35 years of optical remote sensing in Geography
Title: 35 years of optical remote sensing in Geography: from Spitsbergen to Vietnam, from melting glaciers to vector-borne diseases, from Small to Big Data… what a story!
Time: Wednesday, January 4, 2023 | 4:00 – 5:00 PM
Venue: Room C204, VinUniversity
Introduction
What about the performance, readability and interpretations offered to us by the images provided by remote sensing? Are satellite images an undeniable, reliable tool in our mastery and appropriation of space? If not, what are its limits and what other method(s) to add to it? More specifically, how to use remote sensing to make it a safe, solid vector of data and information?
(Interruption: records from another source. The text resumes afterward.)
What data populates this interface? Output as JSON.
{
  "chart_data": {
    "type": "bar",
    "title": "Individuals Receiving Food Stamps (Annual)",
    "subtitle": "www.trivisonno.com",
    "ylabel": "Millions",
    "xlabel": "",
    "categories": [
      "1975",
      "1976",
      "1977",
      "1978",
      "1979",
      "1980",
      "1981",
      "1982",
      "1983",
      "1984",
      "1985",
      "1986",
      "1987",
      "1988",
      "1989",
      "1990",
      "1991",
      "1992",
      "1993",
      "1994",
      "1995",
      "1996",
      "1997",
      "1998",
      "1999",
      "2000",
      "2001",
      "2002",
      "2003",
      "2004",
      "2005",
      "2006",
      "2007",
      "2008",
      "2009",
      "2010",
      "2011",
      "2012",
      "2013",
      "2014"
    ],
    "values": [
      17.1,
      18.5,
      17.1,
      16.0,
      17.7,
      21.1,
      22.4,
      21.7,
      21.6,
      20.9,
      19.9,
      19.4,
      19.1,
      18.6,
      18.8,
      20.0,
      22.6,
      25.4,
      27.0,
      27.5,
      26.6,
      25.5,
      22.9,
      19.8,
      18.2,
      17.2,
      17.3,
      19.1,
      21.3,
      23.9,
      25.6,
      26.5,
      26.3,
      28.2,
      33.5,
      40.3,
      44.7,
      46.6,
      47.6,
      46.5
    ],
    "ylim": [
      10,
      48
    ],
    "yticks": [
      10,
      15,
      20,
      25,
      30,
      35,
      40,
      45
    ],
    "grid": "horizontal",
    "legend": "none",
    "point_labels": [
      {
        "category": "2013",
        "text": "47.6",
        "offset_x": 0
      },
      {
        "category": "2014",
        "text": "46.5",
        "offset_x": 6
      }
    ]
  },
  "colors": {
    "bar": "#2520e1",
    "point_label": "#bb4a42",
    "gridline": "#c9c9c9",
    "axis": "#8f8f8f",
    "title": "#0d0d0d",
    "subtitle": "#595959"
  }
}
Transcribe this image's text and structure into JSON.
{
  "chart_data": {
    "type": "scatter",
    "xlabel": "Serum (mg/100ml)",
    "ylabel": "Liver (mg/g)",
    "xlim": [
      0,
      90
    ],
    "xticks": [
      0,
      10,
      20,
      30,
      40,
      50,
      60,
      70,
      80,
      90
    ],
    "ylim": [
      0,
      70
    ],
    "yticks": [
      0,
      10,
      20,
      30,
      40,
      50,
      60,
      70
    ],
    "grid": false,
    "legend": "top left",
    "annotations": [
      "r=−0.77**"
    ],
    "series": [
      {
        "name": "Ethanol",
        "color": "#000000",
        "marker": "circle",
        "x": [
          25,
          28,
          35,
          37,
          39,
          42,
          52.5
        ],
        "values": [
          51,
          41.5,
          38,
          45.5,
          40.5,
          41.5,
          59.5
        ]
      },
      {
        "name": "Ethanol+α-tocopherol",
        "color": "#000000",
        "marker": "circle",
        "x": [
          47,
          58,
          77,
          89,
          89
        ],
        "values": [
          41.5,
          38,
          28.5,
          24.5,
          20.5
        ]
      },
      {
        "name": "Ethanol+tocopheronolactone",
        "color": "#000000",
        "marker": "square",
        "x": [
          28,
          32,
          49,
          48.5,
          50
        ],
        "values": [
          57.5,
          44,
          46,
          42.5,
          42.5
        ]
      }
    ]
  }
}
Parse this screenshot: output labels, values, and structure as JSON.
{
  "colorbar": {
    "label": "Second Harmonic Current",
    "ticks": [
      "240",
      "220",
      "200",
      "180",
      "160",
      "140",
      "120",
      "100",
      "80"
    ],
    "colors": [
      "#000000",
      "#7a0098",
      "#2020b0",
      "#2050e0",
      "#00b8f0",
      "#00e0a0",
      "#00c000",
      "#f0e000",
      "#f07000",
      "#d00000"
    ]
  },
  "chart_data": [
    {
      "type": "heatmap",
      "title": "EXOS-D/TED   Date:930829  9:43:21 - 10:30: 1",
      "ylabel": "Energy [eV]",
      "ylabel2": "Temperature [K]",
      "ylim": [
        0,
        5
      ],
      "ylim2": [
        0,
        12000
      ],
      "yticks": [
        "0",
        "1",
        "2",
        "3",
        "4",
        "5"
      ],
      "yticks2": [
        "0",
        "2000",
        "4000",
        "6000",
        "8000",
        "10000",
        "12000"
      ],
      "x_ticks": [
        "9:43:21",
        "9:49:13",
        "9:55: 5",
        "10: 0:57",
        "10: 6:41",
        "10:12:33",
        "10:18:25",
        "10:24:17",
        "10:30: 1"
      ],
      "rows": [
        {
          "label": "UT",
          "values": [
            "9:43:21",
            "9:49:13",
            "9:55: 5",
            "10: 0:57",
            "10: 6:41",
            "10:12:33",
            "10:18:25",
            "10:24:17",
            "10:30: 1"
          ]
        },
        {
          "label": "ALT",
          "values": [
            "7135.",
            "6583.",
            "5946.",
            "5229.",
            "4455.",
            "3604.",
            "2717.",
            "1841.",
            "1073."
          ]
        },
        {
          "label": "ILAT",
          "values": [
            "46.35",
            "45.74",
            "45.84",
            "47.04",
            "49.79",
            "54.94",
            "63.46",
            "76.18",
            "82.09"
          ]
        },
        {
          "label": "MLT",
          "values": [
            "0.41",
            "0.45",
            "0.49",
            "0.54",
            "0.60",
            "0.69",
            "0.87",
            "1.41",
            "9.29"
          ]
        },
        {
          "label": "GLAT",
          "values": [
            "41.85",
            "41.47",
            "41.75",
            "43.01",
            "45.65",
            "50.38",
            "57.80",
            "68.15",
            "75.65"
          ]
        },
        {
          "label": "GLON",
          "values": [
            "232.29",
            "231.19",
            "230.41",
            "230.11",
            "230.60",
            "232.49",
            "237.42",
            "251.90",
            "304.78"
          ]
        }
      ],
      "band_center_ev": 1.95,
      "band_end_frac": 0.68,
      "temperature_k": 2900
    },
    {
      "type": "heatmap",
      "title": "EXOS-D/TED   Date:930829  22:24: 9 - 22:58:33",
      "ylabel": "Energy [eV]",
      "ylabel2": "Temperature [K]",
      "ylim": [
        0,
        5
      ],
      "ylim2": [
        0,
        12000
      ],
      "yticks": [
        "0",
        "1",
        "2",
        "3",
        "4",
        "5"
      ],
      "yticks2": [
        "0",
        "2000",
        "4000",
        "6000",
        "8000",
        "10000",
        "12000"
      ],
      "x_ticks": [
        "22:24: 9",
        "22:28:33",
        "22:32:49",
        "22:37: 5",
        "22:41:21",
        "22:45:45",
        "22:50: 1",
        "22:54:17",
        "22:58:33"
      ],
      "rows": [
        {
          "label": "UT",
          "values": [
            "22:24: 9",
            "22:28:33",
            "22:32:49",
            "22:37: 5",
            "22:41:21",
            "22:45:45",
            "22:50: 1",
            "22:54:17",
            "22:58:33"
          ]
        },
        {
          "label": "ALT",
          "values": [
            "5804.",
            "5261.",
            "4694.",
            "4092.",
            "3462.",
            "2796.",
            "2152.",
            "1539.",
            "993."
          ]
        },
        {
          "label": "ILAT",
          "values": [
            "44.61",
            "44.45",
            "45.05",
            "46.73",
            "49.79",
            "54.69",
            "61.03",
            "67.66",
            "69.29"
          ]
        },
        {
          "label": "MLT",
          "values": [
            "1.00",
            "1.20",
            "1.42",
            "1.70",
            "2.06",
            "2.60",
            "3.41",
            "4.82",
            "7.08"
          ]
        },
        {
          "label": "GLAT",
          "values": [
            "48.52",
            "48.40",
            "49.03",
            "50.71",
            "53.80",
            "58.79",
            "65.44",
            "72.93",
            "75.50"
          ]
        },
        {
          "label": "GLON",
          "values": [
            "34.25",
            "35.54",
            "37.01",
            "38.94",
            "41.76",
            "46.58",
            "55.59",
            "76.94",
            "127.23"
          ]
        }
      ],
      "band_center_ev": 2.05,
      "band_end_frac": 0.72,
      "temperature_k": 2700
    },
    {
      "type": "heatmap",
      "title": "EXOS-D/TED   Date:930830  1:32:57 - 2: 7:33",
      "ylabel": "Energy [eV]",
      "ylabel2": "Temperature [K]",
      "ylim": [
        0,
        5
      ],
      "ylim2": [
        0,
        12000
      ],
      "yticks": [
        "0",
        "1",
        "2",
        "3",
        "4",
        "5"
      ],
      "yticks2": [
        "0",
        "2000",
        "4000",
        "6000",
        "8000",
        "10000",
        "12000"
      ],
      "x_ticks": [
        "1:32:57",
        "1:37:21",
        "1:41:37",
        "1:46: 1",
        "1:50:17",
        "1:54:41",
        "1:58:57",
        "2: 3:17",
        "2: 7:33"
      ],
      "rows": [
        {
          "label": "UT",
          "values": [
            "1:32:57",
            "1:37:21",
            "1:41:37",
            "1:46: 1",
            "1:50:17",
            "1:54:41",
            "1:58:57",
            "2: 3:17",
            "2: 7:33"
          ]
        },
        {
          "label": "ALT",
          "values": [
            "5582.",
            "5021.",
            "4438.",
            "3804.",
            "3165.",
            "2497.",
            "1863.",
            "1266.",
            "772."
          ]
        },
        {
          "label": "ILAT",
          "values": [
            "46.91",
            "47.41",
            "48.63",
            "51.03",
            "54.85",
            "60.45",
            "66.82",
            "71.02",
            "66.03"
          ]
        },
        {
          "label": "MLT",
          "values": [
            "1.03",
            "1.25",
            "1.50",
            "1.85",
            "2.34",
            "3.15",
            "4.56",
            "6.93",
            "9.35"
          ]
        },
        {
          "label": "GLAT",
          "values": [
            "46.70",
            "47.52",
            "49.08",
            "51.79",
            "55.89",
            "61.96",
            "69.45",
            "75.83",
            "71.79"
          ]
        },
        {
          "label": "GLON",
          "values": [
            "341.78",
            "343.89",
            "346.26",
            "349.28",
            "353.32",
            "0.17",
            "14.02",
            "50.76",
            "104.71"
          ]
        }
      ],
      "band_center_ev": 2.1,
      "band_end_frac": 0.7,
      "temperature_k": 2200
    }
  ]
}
Appearing as a critique – in the noble sense of the term – of remote sensing, reinforced by Dominique Laffly’s 35 years own practice, this seminar is part of an epistemological approach necessary for a human science awaiting ever greater efficiency and – let’s not be afraid of the word – useful for all of us.
Speaker’s Bio
Dominique Laffly is a geographer, Full Professor at the University of Toulouse since 2008, currently Science attaché at the French Embassy in Hanoi. He defended a Geography PhD at the University of Franche-Comté́ in 1995 on the integration of remote sensing in the quantitative analysis of landscapes. The thirteen years spent after at the University of Pau and Pays de l’Adour as an assistant professor will be used to diversify the fields and themes with the aim of promoting operational methods of landscape analysis.